With Ardent within range, the French frigate Junon fired two broadsides before raising her colours. Three further frigates, and the Spanish ship of the line Princesa joined the action shortly afterward. In response, Ardent offered sporadic and inaccurate return fire before striking her colours to the vastly superior enemy force. At his subsequent court martial Captain Boteler blamed his failure to return fire on an inadequate supply of gunpowder for Ardent′s cannons, a statement strongly denied by the ship's gunner Archibald Macintyre who presented evidence there was enough powder for fifty minutes of vigorous engagement. The court martial rejected Boteler's claims, finding instead that the inexperience of the crew was the principal cause of Ardent′s failure to respond to the attack. Boteler was dismissed from the Navy for his failure to adequately defend his ship.

=== French career ===
On 2 May 1780, she departed Brest with the 7-ship and 3-frigate Expédition Particulière under Admiral Ternay, escorting 36 transports carrying troops to support the Continental Army in the War of American Independence. The squadron comprised the 80-gun Duc de Bourgogne, under Ternay d'Arsac (admiral) and Médine (flag captain); the 74-gun Neptune, under Sochet Des Touches, and Conquérant, under La Grandière; and the 64-gun Provence under Lombard, Ardent under Bernard de Marigny, Jason under La Clocheterie and Éveillé under Le Gardeur de Tilly, and the frigates Surveillante under Villeneuve Cillart, Amazone under La Pérouse, and Bellone. Amazone, which constituted the vanguard of the fleet, arrived at Boston on 11 June 1780.
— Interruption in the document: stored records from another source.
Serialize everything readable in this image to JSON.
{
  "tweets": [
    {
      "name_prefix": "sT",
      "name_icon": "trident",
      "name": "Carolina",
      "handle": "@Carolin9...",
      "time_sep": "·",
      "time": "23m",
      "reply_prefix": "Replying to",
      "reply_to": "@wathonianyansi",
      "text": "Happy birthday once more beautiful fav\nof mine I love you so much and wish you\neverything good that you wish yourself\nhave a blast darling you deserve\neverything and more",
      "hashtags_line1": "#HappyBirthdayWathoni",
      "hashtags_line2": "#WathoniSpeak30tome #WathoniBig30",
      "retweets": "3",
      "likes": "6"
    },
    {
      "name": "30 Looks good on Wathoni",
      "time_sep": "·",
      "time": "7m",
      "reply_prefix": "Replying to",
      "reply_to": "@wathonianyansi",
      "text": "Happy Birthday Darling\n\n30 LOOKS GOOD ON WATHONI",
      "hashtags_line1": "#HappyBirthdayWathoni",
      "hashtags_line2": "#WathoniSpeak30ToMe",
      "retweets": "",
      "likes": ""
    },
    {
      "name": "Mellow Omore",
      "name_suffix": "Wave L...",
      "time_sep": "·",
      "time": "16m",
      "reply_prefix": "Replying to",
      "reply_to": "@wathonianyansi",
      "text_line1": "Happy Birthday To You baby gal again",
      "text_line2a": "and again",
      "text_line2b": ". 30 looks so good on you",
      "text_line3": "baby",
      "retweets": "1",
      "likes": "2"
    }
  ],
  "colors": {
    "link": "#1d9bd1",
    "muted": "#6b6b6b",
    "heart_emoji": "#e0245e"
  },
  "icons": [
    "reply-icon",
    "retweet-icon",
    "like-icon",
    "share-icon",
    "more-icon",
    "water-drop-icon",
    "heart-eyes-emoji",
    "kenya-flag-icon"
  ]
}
She took part in the Battle of the Chesapeake on 5 September 1781 under Captain Bernard de Marigny.

She took part in the Battle of the Saintes under Captain de Gouzillon. The British re-captured her on 14 April 1782 following the battle, and recommissioned her that month under Captain Richard Lucas. On 28 August 1783 the ship was renamed Tiger. She was sold out of the service in June 1784.